The Board of Directors
 BankBoston Corporation

      We consent to the incorporation by reference, in this pre-effective
amendment No. 1 to the registration statement on Form S-3, of our report dated
January 16, 1997 on our audits of the consolidated financial statements of
BankBoston Corporation (formerly known as Bank of Boston Corporation) and
Subsidiaries as of December 31, 1996 and 1995, and for each of the three years
in the period ended December 31, 1996, included in the Corporation's 1996 Annual
Report to Stockholders and in Exhibit 13 to the Corporation's 1996 Annual Report
on Form 10-K. We also consent to the reference to our firm under the caption
"Experts."

      The consolidated financial statements of BayBanks, Inc. as of December 31,
1995 and for the years ended December 31, 1995 and 1994, prior to the
restatement for the 1996 pooling of interests, included in the 1995 and 1994
restated consolidated financial statements were audited by other auditors whose
reports expressed unqualified opinions of those financial statements.
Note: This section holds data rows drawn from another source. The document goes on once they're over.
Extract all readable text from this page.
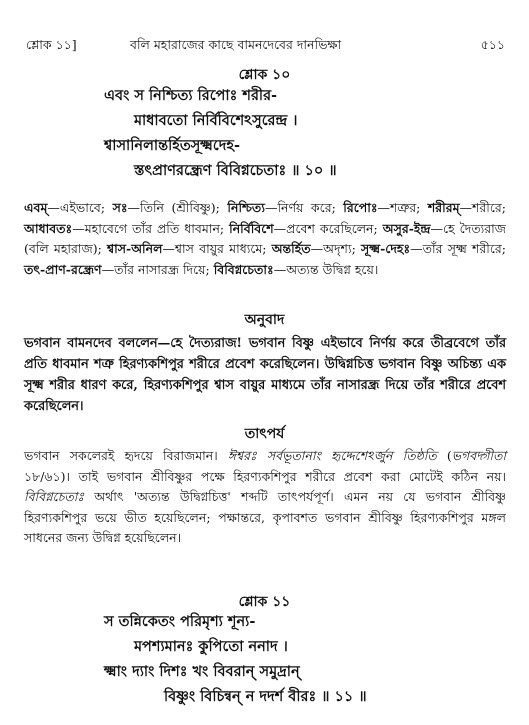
শ্লোক ১১]	বলি মহারাজের কাছে বামনদেবের দানভিক্ষা	৫১১
শ্লোক ১০
এবং স নিশ্চিত্য রিপোঃ শরীর-
মাধাবতো নির্বিবিশেঽসুরেন্দ্র ।
শ্বাসানিলান্তর্হিতসূক্ষ্মদেহ-
স্তৎপ্রাণরন্ধ্রেণ বিবিগ্নচেতাঃ ॥ ১০ ॥
এবম্—এইভাবে; সঃ—তিনি (শ্রীবিষ্ণু); নিশ্চিত্য—নির্ণয় করে; রিপোঃ—শত্রুর; শরীরম্—শরীরে; আধাবতঃ—মহাবেগে তাঁর প্রতি ধাবমান; নির্বিবিশে—প্রবেশ করেছিলেন; অসুর-ইন্দ্র—হে দৈত্যরাজ (বলি মহারাজ); শ্বাস-অনিল—শ্বাস বায়ুর মাধ্যমে; অন্তর্হিত—অদৃশ্য; সূক্ষ্ম-দেহঃ—তাঁর সূক্ষ্ম শরীরে; তৎ-প্রাণ-রন্ধ্রেণ—তাঁর নাসারন্ধ্র দিয়ে; বিবিগ্নচেতাঃ—অত্যন্ত উদ্বিগ্ন হয়ে।
অনুবাদ
ভগবান বামনদেব বললেন—হে দৈত্যরাজ! ভগবান বিষ্ণু এইভাবে নির্ণয় করে তীব্রবেগে তাঁর প্রতি ধাবমান শত্রু হিরণ্যকশিপুর শরীরে প্রবেশ করেছিলেন। উদ্বিগ্নচিত্ত ভগবান বিষ্ণু অচিন্ত্য এক সূক্ষ্ম শরীর ধারণ করে, হিরণ্যকশিপুর শ্বাস বায়ুর মাধ্যমে তাঁর নাসারন্ধ্র দিয়ে তাঁর শরীরে প্রবেশ করেছিলেন।
তাৎপর্য
ভগবান সকলেরই হৃদয়ে বিরাজমান। ঈশ্বরঃ সর্বভূতানাং হৃদ্দেশেঽর্জুন তিষ্ঠতি (ভগবদ্গীতা ১৮/৬১)। তাই ভগবান শ্রীবিষ্ণুর পক্ষে হিরণ্যকশিপুর শরীরে প্রবেশ করা মোটেই কঠিন নয়। বিবিগ্নচেতাঃ অর্থাৎ 'অত্যন্ত উদ্বিগ্নচিত্ত' শব্দটি তাৎপর্যপূর্ণ। এমন নয় যে ভগবান শ্রীবিষ্ণু হিরণ্যকশিপুর ভয়ে ভীত হয়েছিলেন; পক্ষান্তরে, কৃপাবশত ভগবান শ্রীবিষ্ণু হিরণ্যকশিপুর মঙ্গল সাধনের জন্য উদ্বিগ্ন হয়েছিলেন।
শ্লোক ১১
স তন্নিকেতং পরিমৃশ্য শূন্য-
মপশ্যমানঃ কুপিতো ননাদ ।
ক্ষ্মাং দ্যাং দিশঃ খং বিবরান্ সমুদ্রান্
বিষ্ণুং বিচিন্বন্ ন দদর্শ বীরঃ ॥ ১১ ॥
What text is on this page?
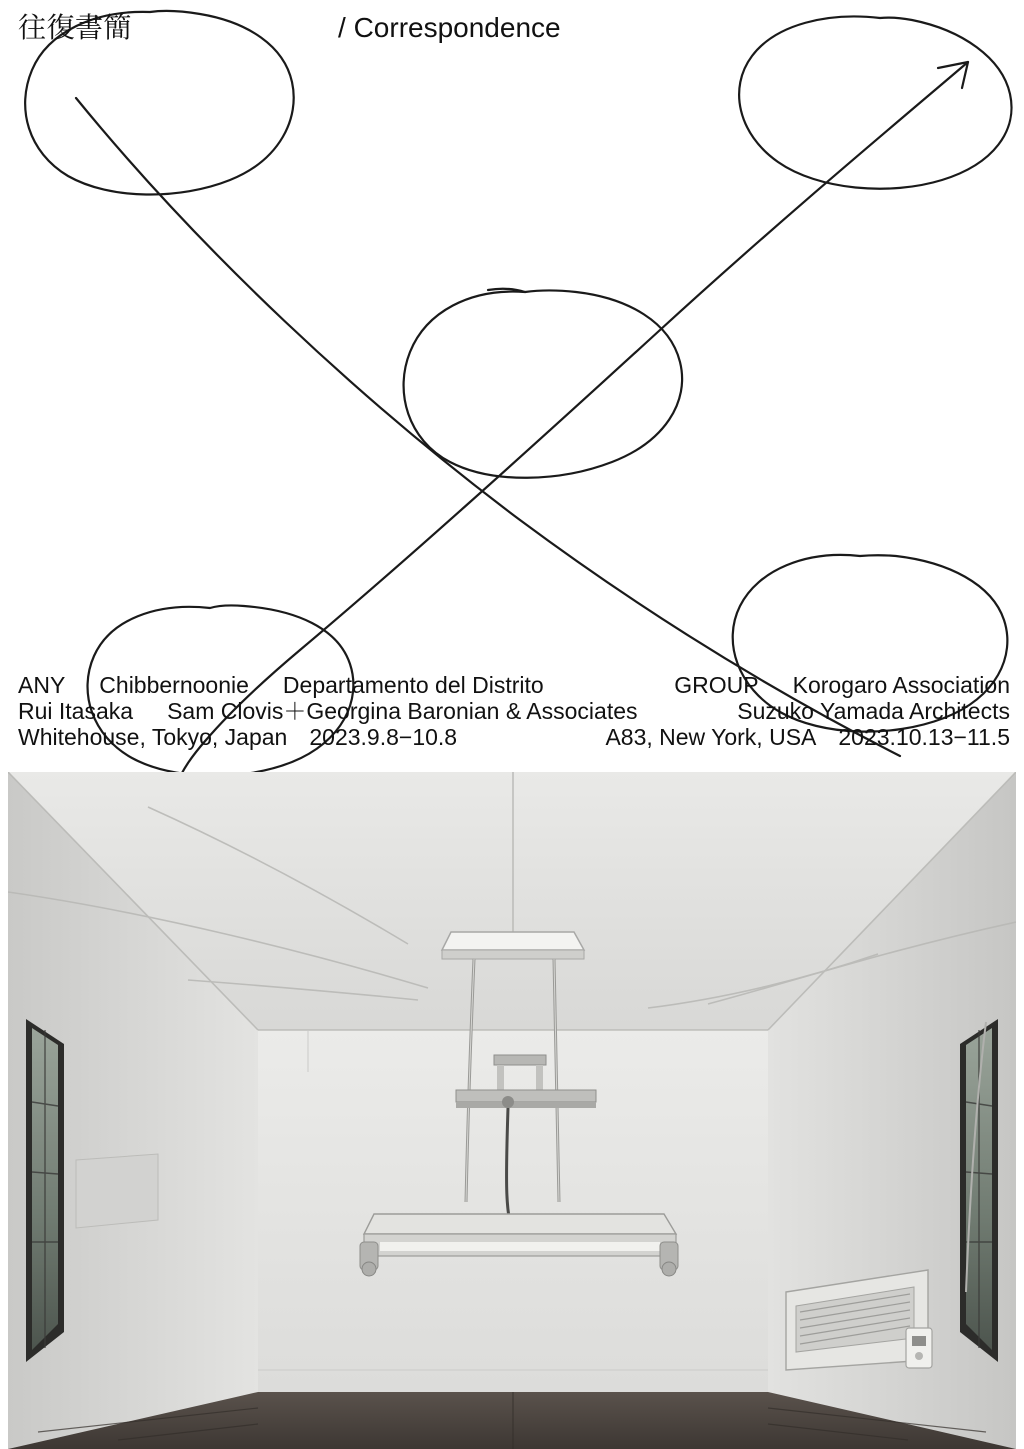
往復書簡	/ Correspondence
ANY Chibbernoonie Departamento del Distrito	GROUP Korogaro Association
Rui Itasaka Sam Clovis＋Georgina Baronian & Associates	Suzuko Yamada Architects
Whitehouse, Tokyo, Japan 2023.9.8−10.8	A83, New York, USA 2023.10.13−11.5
We audited
the combination of the accompanying consolidated balance sheet as of 
December 31, 1995, and the consolidated statements of income, changes in
stockholders' equity and cash flows for the years ended December 31, 1995 and
1994, after restatement for the 1996 pooling of interests; in our opinion, such
consolidated financial statements have been properly combined on the basis
described in Note 2 to the financial statements.



                                           /s/ Coopers & Lybrand L.L.P.
                                           -----------------------------------
                                           Coopers & Lybrand L.L.P.